Condemnation or Civility – What was the Democrats’ Strategy?


Daniel Roytburg, Editor in Chief

With the election far behind us, it’s important to take note of the many different events that converged to give Democrats a successful election season. Events leading up to the election like Trump’s COVID-19 diagnosis, the confirmation of Amy Coney Barrett, the passage of her predecessor Ruth Bader Ginsburg, the disastrous first presidential debate, the subsequent vice presidential debate, and the commentary from media pundits created a lot of spectacle surrounding the symbolic importances of the election. Given recent events like the storming of the Capitol and recent election of Marjorie Taylor Greene, the populist Republican from Georgia, this election strategy provides an important outlet to understand this historical moment. 

In watching these events and the commentary around them, I’ve been more attentive to how liberal media firms like CNN conduct their political posturing, and it seems very distinct from what the elected Democratic officials in question (senators, Biden/Harris, etc.) try to signal. People in office, like recently appointed Press Secretary Jen Psaki, oscillate routinely through mobilization and progressive action while also attempting to retain the theme of “reaching across the aisle.” Recent stimulus negotiations suggest as much; Biden emphasizes action, but not without concerns for the opinions of Republican operatives. This pattern does not exist in a vacuum. Generally, Democrats appear to have straddled the line — while some (both centrist and more left-wing) political or media stewards of the Democratic Party  have turned towards condemnation of Trumpian, right-wing politics, like Jake Tapper, Wolf Blitzer, Rick Santorum, Alexandria Ocasio-Cortez, or even traditionally more moderate actors like Nancy Pelosi or Chuck Schumer. Meanwhile, other leaders turn towards civility and unity; Biden, Andrew Cuomo, Michael Bloomberg and Al Franken have focused on our world’s well-being and national unity. 

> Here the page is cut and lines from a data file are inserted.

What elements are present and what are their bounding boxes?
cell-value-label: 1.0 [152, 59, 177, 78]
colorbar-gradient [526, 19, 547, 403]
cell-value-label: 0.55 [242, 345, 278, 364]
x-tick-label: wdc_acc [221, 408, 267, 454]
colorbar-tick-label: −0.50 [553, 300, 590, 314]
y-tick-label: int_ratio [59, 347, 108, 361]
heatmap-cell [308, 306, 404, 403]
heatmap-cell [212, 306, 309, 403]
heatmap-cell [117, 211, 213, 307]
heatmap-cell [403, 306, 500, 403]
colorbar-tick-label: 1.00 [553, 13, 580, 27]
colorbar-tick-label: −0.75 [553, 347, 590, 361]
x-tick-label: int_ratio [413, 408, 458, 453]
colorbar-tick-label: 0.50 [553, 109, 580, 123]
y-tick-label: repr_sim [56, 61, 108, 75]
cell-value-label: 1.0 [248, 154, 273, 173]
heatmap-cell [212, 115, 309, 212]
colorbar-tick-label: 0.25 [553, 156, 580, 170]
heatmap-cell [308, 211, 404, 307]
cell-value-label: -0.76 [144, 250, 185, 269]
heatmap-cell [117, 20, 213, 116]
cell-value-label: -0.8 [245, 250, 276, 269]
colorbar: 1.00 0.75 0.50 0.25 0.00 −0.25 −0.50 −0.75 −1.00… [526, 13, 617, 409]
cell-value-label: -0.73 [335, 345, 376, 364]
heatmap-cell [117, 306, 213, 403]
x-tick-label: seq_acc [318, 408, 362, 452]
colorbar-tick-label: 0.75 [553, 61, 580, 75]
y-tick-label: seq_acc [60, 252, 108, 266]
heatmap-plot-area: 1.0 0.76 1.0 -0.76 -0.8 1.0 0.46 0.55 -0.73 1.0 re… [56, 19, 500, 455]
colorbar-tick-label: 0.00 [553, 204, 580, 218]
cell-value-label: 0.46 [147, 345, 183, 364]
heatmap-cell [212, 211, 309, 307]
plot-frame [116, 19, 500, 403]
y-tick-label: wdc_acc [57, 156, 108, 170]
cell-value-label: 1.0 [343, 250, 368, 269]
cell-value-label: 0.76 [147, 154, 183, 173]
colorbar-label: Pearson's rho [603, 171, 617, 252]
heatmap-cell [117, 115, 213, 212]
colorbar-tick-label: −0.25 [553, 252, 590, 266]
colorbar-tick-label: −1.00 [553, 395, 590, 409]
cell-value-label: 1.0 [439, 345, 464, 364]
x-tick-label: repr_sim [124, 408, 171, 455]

Here, I want to analyze both strategies and their relative effectiveness. Ultimately, it seems like Democrats relied too often on civility almost erroneously. While this can be effective when the parties are unified on an issue, it quickly falls apart when mediating real disagreements. 

It is important to note that civility does not mean bipartisanship. There was, as Rick Santorum may describe, a bipartisan consensus against Trump in Biden’s camp, such as the Lincoln Project or Mitt Romney. Civil engagement relies less on content and more on the rhetorical focus of an individual. For instance, Biden pivoted very much towards the benefits that he as a President might yield. He speaks towards his middle-class, Pennsylvania ethos, his reasonable and unifying political paradigms, and the “good-old-days” of American synchronicity. These almost seemed to trade-off with jabs at Trump. Biden pointed towards Trump’s failings tepidly, describing the crisis with the coronavirus and ill more (no pun intended). Despite a significant number of voters seeing the election as a referendum on Trump’s presidency, Biden missed the boat by talking too little about Trump and too much about himself. While he does in fact have a record relevant to a presidential candidacy, many voters ostensibly care more about emphasizing “never Trump.” If that message were lost, Biden never carried enough intrinsic qualities to motivate a large sum of voters.

Fortunately, Trump made it too easy for himself, and through allegations of election fraud Trump alienated any exigent independent voters holding out hope for him. It’s fortunate that the threshold that Biden needed to meet to satiate this set of people was low. Their proclivities are present as a result of their dislike for Trump. It seems that Trump manages these things on his own. Trump does not necessarily restrain his attitude and instead focuses on catering to his base. 

However, this strategy begins to fray when approaching truly undecided voters. Undecided voters in swing states like Michigan, Pennsylvania, and Georgia were critical for the composition of the overall race. Large swing districts win candidates elections. People in these precincts are currently stuck between re-electing an incivil demagogue they didn’t like or casting a ballot across party lines for somebody that could be molded by their political rivals. This decision is difficult — and Biden made it no easier. Hopefully, Democrats recognize that focus on Biden’s own intrinsic traits didn’t beat Trump’s personality cult — Trump did it to himself. Point blank and period.